You have also correctly given the rotation as:

$A = \begin{bmatrix}\frac{1}{2}&-\frac{\sqrt{3}}{2}\\ \frac{\sqrt{3}}{2}&\frac{1}{2} \end{bmatrix}$

So:

$AB(\frac{\sqrt{3}}{2},\frac{1}{2}) = A(\frac{1}{2},\frac{\sqrt{3}}{2}) = \begin{bmatrix}\frac{1}{2}&-\frac{\sqrt{3}}{2}\\ \frac{\sqrt{3}}{2}&\frac{1}{2} \end{bmatrix} \begin{bmatrix}\frac{1}{2}\\ \frac{\sqrt{3}}{2} \end{bmatrix} = \begin{bmatrix}-\frac{1}{2}\\ \frac{\sqrt{3}}{2} \end{bmatrix}$

Since this agrees with what I found above, it appears we are on the right track.

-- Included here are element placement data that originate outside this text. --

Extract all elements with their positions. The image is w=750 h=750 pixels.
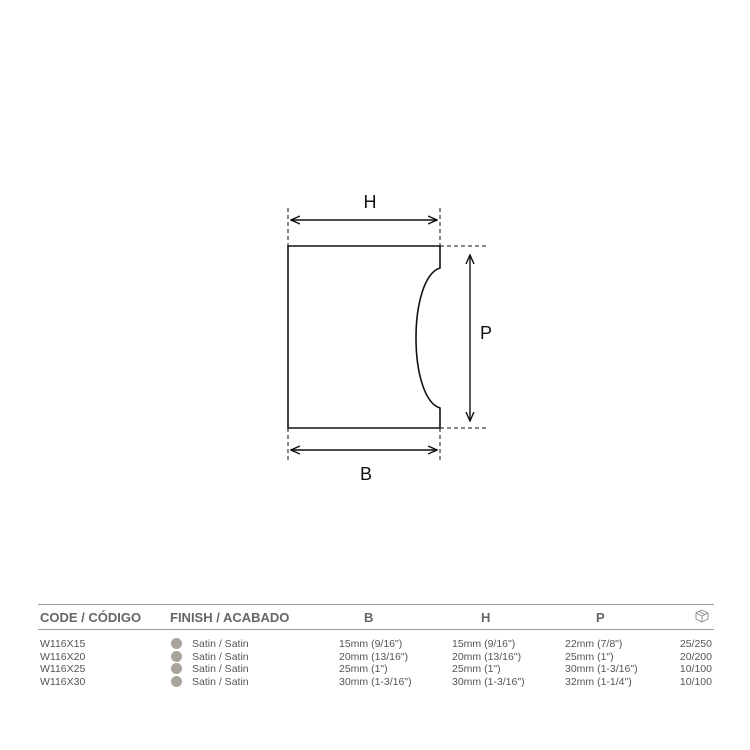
row-code: W116X25	[40, 663, 86, 675]
row-h: 25mm (1")	[452, 663, 501, 675]
header-b: B	[364, 610, 374, 625]
row-h: 20mm (13/16")	[452, 650, 522, 663]
table-row	[38, 638, 714, 651]
table-body	[38, 638, 714, 688]
row-pack: 20/200	[679, 650, 712, 663]
handle-profile	[288, 246, 440, 428]
finish-swatch	[171, 638, 182, 649]
table-row	[38, 676, 714, 689]
row-b: 30mm (1-3/16")	[339, 675, 412, 688]
finish-swatch	[171, 663, 182, 674]
row-b: 25mm (1")	[339, 663, 388, 675]
table-row	[38, 651, 714, 664]
finish-swatch	[171, 651, 182, 662]
row-code: W116X30	[40, 675, 86, 688]
row-code: W116X20	[40, 650, 86, 663]
row-code: W116X15	[40, 638, 86, 650]
row-p: 30mm (1-3/16")	[565, 663, 638, 675]
label-b: B	[359, 464, 373, 484]
row-pack: 10/100	[679, 675, 712, 688]
table-header	[38, 604, 714, 630]
row-pack: 25/250	[679, 638, 712, 650]
row-b: 15mm (9/16")	[339, 638, 403, 650]
row-p: 25mm (1")	[565, 650, 614, 663]
label-h: H	[363, 192, 377, 212]
row-b: 20mm (13/16")	[339, 650, 409, 663]
row-finish: Satin / Satin	[192, 638, 249, 650]
row-finish: Satin / Satin	[192, 663, 249, 675]
finish-swatch	[171, 676, 182, 687]
header-code: CODE / CÓDIGO	[40, 610, 142, 625]
label-p: P	[479, 323, 493, 343]
row-pack: 10/100	[679, 663, 712, 675]
header-finish: FINISH / ACABADO	[170, 610, 290, 625]
header-h: H	[481, 610, 491, 625]
box-icon	[694, 609, 710, 626]
row-h: 30mm (1-3/16")	[452, 675, 525, 688]
header-p: P	[596, 610, 605, 625]
row-finish: Satin / Satin	[192, 650, 249, 663]
row-p: 32mm (1-1/4")	[565, 675, 632, 688]
spec-table	[38, 604, 714, 688]
table-row	[38, 663, 714, 676]
row-finish: Satin / Satin	[192, 675, 249, 688]
row-p: 22mm (7/8")	[565, 638, 623, 650]
row-h: 15mm (9/16")	[452, 638, 516, 650]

Now, the "all-in-one-fell-swoop" matrix for the composition, should be $AB$, which is:

$AB = \begin{bmatrix}\frac{1}{2}&-\frac{\sqrt{3}}{2}\\ \frac{\sqrt{3}}{2}&\frac{1}{2} \end{bmatrix} \begin{bmatrix}0&1\\1&0 \end{bmatrix} = \begin{bmatrix}-\frac{\sqrt{3}}{2}&\frac{1}{2}\\ \frac{1}{2}&\frac{\sqrt{3}}{2} \end{bmatrix}$

Let's verify as a sanity check that this takes our chosen point to the same end result as "doing the steps one at a time":

$AB(\frac{\sqrt{3}}{2},\frac{1}{2}) = \begin{bmatrix}-\frac{\sqrt{3}}{2}&\frac{1}{2}\\ \frac{1}{2}&\frac{\sqrt{3}}{2} \end{bmatrix} \begin{bmatrix}\frac{\sqrt{3}}{2}\\ \frac{1}{2} \end{bmatrix} = \begin{bmatrix}-\frac{1}{2}\\ \frac{\sqrt{3}}{2} \end{bmatrix}$

which is exactly what we got before.

As an aside, note that:

$BA = \begin{bmatrix}0&1\\1&0 \end{bmatrix} \begin{bmatrix}\frac{1}{2}&-\frac{\sqrt{3}}{2}\\ \frac{\sqrt{3}}{2}&\frac{1}{2} \end{bmatrix} = \begin{bmatrix}\frac{\sqrt{3}}{2}&\frac{1}{2}\\ \frac{1}{2}&-\frac{\sqrt{3}}{2} \end{bmatrix}$

which is NOT the same matrix as $AB$, so we should not expect it to have the same effect. Indeed, using our same "test point", we find that:

$BA(\frac{\sqrt{3}}{2},\frac{1}{2}) = \begin{bmatrix}\frac{\sqrt{3}}{2}&\frac{1}{2}\\ \frac{1}{2}&-\frac{\sqrt{3}}{2} \end{bmatrix} \begin{bmatrix}\frac{\sqrt{3}}{2}\\ \frac{1}{2} \end{bmatrix} = \begin{bmatrix}1\\0 \end{bmatrix}$

which again agrees with our "non-matrix" analysis at the beginning of this post.

Again, I want to stress that it is NOT customary to do rotations or reflections first, but rather, if you are instructed to apply $B$, then $A$, the matrix you want is going to be $AB$, not $BA$ as you might think from "reading left-to-right" (in other words, the composition of two functions $f\circ g$ is "order-reversing", we do $g$ first, not $f$).